Speed Through Maturity
Walnut can launch embedded insurance programs in 30 days because the ecosystem has matured. Scaled fintechs have spent 5+ years building their data management and customer pipelines. They now know how to put relevant offers in front of the right people at the right time.
Walnut itself has matured too. The company has ready-to-go programs for travel, tenant, and credit card insurance, plus strong relationships with insurers that can activate new programs quickly. AI coding agents help developers integrate these offerings through public APIs in hours instead of weeks.
API Distribution Changes Discovery
APIs and data are shifting how customers find and buy insurance. Traditional marketing-TV, billboards, generic digital messages-creates noise. APIs let companies show the right product to the right person at the right time.
"Nobody wakes up and is looking forward to buying insurance," Szeto said. "APIs and data give you an opportunity to put the right product in front of the right customer at a time that it's relevant."
At an airport, a customer could receive a travel insurance offer at the moment they need it. That only works with APIs.
Balancing Personalization and Trust
AI-driven underwriting can personalize coverage and speed decisions. But insurers must build guardrails to ensure fairness. "You certainly cannot let the AI run wild," Szeto said. "You will need evals, guardrails, test data to ensure it is fair. The insurer and underwriters ultimately still own the results."

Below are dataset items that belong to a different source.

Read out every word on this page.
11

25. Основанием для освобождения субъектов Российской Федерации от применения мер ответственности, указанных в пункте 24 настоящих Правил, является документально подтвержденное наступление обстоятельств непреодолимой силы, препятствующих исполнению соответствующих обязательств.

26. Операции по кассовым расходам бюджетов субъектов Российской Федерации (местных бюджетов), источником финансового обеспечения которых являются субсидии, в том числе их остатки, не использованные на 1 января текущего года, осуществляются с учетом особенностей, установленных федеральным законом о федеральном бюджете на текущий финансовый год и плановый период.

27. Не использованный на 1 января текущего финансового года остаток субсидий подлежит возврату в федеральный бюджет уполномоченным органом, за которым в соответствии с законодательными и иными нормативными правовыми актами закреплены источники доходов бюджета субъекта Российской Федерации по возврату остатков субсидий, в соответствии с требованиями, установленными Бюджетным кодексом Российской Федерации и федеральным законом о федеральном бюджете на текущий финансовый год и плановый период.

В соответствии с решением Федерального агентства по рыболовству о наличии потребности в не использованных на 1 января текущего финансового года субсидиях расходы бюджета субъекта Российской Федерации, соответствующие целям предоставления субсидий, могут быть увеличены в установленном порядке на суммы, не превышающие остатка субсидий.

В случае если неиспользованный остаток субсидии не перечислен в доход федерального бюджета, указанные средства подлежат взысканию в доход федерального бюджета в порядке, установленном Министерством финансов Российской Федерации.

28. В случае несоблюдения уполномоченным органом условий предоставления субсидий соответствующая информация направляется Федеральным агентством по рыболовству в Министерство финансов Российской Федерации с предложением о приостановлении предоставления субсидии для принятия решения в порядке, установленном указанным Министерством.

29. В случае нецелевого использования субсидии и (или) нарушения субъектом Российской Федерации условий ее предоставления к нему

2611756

On the consumer side, large language models like ChatGPT and Claude help customers understand their policies. Instead of trusting blindly, people can ask questions and verify coverage details-something that would have been too time-consuming before.

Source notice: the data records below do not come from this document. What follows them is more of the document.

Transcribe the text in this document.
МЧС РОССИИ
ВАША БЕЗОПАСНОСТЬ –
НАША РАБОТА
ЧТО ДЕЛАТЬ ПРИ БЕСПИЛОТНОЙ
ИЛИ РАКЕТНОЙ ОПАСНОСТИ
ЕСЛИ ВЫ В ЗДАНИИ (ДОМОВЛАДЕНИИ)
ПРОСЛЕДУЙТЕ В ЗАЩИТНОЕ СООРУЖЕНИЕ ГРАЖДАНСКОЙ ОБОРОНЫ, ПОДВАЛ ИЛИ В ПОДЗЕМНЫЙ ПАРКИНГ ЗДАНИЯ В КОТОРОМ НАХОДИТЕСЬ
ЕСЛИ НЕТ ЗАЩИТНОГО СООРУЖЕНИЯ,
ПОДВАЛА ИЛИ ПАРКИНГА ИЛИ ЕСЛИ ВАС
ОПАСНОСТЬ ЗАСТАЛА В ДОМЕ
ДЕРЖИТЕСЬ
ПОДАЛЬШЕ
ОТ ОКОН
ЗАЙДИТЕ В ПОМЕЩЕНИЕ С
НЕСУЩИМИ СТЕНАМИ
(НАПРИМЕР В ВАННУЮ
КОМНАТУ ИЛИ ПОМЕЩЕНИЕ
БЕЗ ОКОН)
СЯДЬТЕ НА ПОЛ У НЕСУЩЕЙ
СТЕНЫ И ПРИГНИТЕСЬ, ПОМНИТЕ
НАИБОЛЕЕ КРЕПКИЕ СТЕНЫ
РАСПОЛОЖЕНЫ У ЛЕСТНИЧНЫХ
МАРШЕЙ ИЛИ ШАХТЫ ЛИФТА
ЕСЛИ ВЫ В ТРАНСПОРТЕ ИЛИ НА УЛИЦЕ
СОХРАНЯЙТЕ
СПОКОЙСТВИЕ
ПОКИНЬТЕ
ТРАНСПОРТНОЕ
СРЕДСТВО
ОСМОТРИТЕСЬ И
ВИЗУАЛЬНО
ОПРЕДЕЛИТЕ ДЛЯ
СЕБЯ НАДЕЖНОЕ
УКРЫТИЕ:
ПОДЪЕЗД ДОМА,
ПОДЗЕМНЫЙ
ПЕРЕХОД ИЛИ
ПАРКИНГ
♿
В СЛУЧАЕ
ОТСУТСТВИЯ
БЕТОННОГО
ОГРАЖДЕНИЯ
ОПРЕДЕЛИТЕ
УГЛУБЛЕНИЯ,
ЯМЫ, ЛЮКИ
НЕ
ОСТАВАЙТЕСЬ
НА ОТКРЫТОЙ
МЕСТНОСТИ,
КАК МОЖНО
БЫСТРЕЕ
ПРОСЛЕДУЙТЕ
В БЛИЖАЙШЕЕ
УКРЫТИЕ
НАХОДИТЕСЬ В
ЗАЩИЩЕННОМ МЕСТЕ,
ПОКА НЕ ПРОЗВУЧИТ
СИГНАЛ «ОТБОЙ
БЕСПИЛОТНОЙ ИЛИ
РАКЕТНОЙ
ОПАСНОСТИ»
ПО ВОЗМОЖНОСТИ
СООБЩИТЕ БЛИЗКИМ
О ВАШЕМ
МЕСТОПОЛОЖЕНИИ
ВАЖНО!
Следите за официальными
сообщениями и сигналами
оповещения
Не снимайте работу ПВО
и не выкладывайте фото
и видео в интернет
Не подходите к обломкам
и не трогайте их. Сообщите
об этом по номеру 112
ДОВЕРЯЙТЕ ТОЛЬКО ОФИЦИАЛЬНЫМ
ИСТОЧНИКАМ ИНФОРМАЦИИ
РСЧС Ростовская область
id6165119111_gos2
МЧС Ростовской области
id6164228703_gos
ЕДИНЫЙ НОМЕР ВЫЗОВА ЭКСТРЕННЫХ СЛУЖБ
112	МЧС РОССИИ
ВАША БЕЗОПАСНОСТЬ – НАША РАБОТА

Claims Automation and Speed
AI will enable more parametric insurance-trigger-based, programmatic coverage that pays instantly when conditions are met. Weather-based crop insurance and flight delay insurance already work this way with public data.
As AI improves, it can make claim decisions on "fuzzy" data without human review. Insurers can manage risk by having AI handle approvals automatically, approving more claims instantly. Customers get faster payouts. Insurers cut processing costs. Both sides win.
Data Security is Table Stakes
AI for insurance means handling sensitive customer data. Security compliance-SOC2 Type 2 certification-is now a requirement for any insuretech that wants to use data effectively.
Regulators and customers alike should judge AI through one lens: Does it help customers get suitable access to products and get the value they paid for at claim time? That's what insurance fundamentally does-pool risk and help people in their time of need.
What's Coming
Embedded insurance adoption will accelerate as AI agents spread across operations, legal, finance, and customer support. Consumers will have AI assistants helping them navigate decisions. The pace of change will exceed expectations.
For insurance professionals, the shift is clear: the industry's next phase runs on infrastructure, not hype. The companies that build it well will win.